Musically, it must be said, the film demonstrates that CSNY is – more than ever before – a one-man show. Neil Young was always the most talented, most interesting, and most challenging of the supergroup, but it is here made painfully clear that he is also the only one who has aged without losing his chops. David Crosby’s once soaring voice now sounds hollow, like it’s being projected through a carved pumpkin. Graham Nash still might harmonize with the best in the business, but his timing is off. And the less said about Stephen Stills’ shambling, marble-mouthed, and glassy-eyed performances the better. In general, the non-Neil Young songs the band performs are disappointing.

But, it doesn’t much matter to the film that the band is a bit rusty, a bit underpracticed, and a bit old. As they are booed, attacked, criticized, and (lest we forget) celebrated by thousands of fans, CSNY fosters a dialogue in the audience over the cost of freedom. Indeed, this isn’t really a concert film, not in any traditional sense. In a very palpable sense, the concert footage is about the audience, not the old rockstars onstage. At the climax of each performance, as they sing their gorgeous meditation on sacrifice and waste, images of dead American soldiers are projected one by one on a screen behind them.
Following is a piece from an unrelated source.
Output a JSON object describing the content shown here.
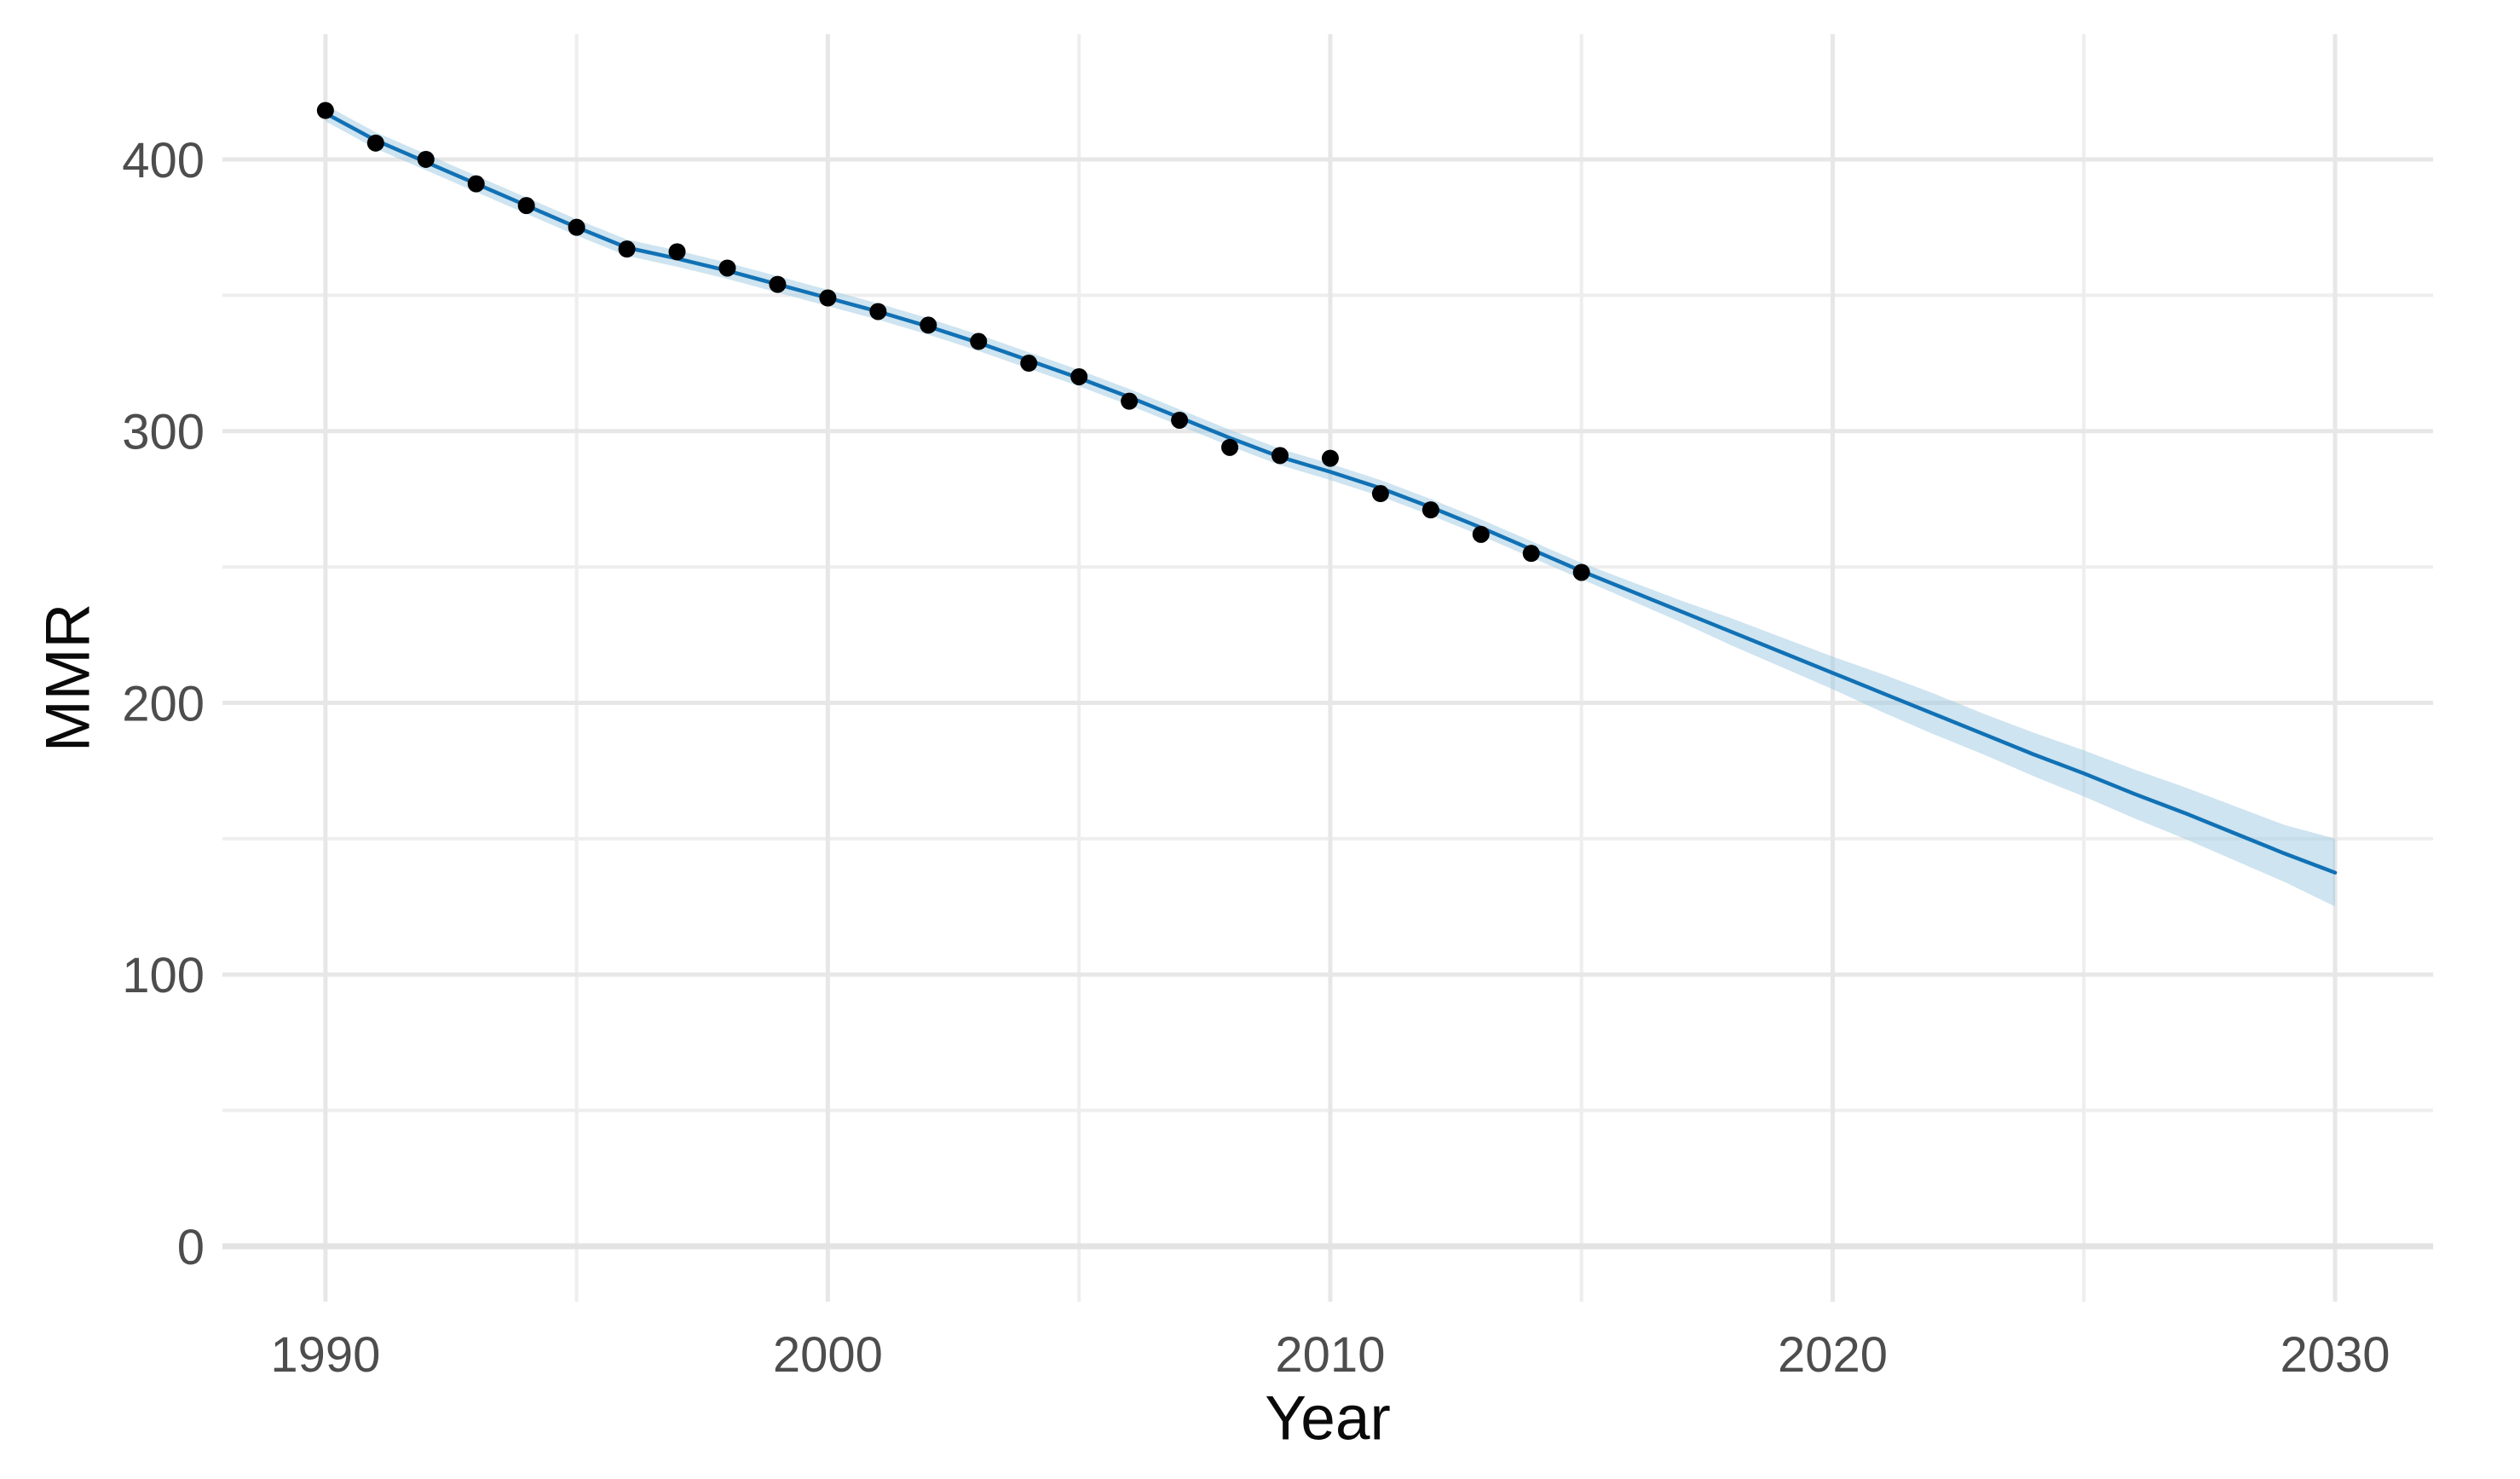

During “Find the Cost of Freedom”, mothers and fathers and veterans and teenagers and old folks and blue staters and red staters in the audience, at least for a moment, come together. Their eyes well. The goddamn song is 30-years=old, and was written about another war that is now universally acknowledged to have been a catastrophic expenditure of lives for no great benefit at all. But it’s the same song today, and it speaks the same truth. I can’t think of anything more depressing.